The latest report of the Global Burden of Diseases, Injuries, and the Study of Risk Factors (GBD) 201
9 raises uncomfortable questions about the direction global health has taken in the 21st century. On the one hand, the news looks good. The health of the world’s population continues to improve. Worldwide birth rate rose from 67 · 2 years in 2000 to 73 · 5 years in 2019. Healthy life expectancy rose to 202 by 204 countries and territories. In 21 countries, healthy life expectancy at birth increased by more than 10 years between 1990 and 2019, with gains up to 19 · 1 year. The estimated number of deaths in children under 5 years of age has decreased from 9 · 6 million in 2000 to 5 million in 2019. In fact, the fall in the standardized age rates has changed the disability since 1990 was the biggest for communicative, maternal, neonatal, and nutritional disorders — and growth was the fastest in the last decade.

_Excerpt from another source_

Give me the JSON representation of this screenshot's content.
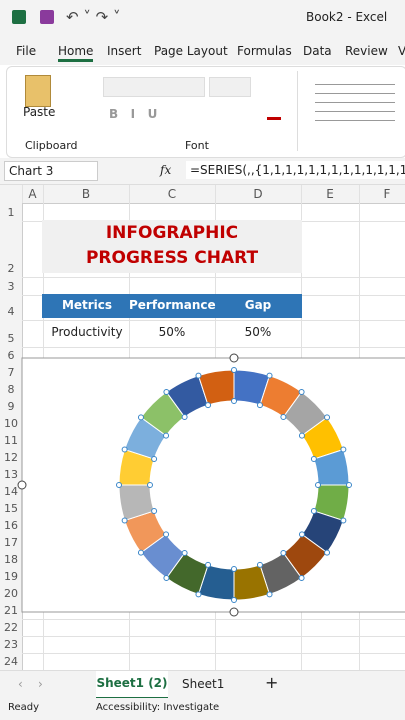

But GBD also revealed, once again, that health depends more on health systems. The strong correlation between health and the socio-demographic index – a summary measure of a country’s overall development based on average per capita income, educational attainment, and overall fertility rates – is suggests that the health sector should consider redefining the scope of concern.

GBD 2019 also offers a modified theory of demographic transition, which refers to seven separate stages. One particular change is the idea of ​​late-transition and post-transition stages, separated for transition status. 35 countries, mainly in sub-Saharan Africa and the Middle East, are in the middle of the transition, with falling birth and death rates (until 2019, no countries in the pre-transition stage). Countries such as Brazil, China, and the USA are in the final stages of transition, with the death rate plateau, while birth rates continue to fall. The final stage of the transition is when the birth rate is lower than the mortality rate and the natural population growth is negative – as seen in Japan, Italy, and Russia. An important and unnoticed influence on these demographic stages is the transition. The 17 countries, including Spain, Greece, and many countries in eastern Europe, are in “a dangerous state” – in the transition phase, including net transfers. Here, policies are needed to minimize the social and economic impacts of an increasingly inverted pyramid of population – encouraging immigration can be a way to help.

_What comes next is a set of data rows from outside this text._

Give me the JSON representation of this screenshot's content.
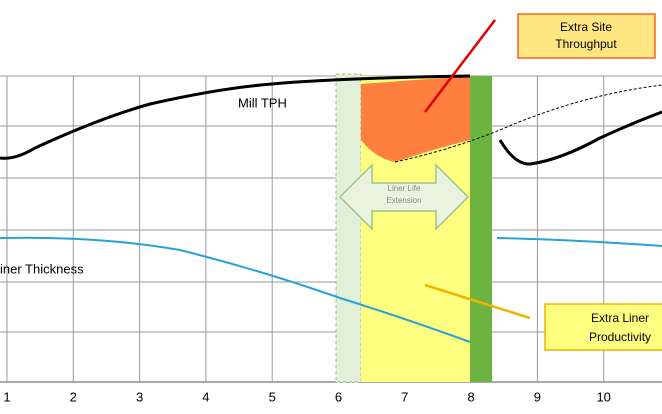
{
  "callouts": {
    "throughput": [
      "Extra Site",
      "Throughput"
    ],
    "productivity": [
      "Extra Liner",
      "Productivity"
    ]
  },
  "labels": {
    "mill": "Mill TPH",
    "liner": "iner Thickness",
    "extension": [
      "Liner Life",
      "Extension"
    ]
  },
  "x_axis": {
    "ticks": [
      "1",
      "2",
      "3",
      "4",
      "5",
      "6",
      "7",
      "8",
      "9",
      "10"
    ]
  }
}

None of these arguments should suggest that the overall scope of health and global health security is unrelated to health. As the authors of GBD 2019 argue, some countries have longer life expectancy than their developmental stage predicts. These underdeveloped countries – such as Niger, Ethiopia, Portugal, and Spain – probably have superior public health and health care policies. GBD 2019 suggests that the global health community needs to rethink its vision. An exclusive focus on health care is a mistake. Health is created from a broader prospectus that includes quality education (primary to tertiary), economic growth, gender equality, and migration policy.

This conclusion is immediately related to the national strategy to address COVID-19. Although attention should be paid to controlling the transmission of the community to severe chronic respiratory syndrome coronavirus 2 and protecting the most vulnerable to its consequences, success will require a healthier approach. COVID-19 is a coronavirus infection syndicate accompanied by an epidemic of non-communicable diseases, both in contact with a social substrate of poverty and inequality. The GBD message is that unless the deeply embedded structural inequalities in society are recognized and unless a more liberal approach to immigration policies is adopted, communities will not be protected from future infectious outbreaks and the health of the population do not achieve the achievements sought by health advocates around the world. It is time for the global health community to change direction.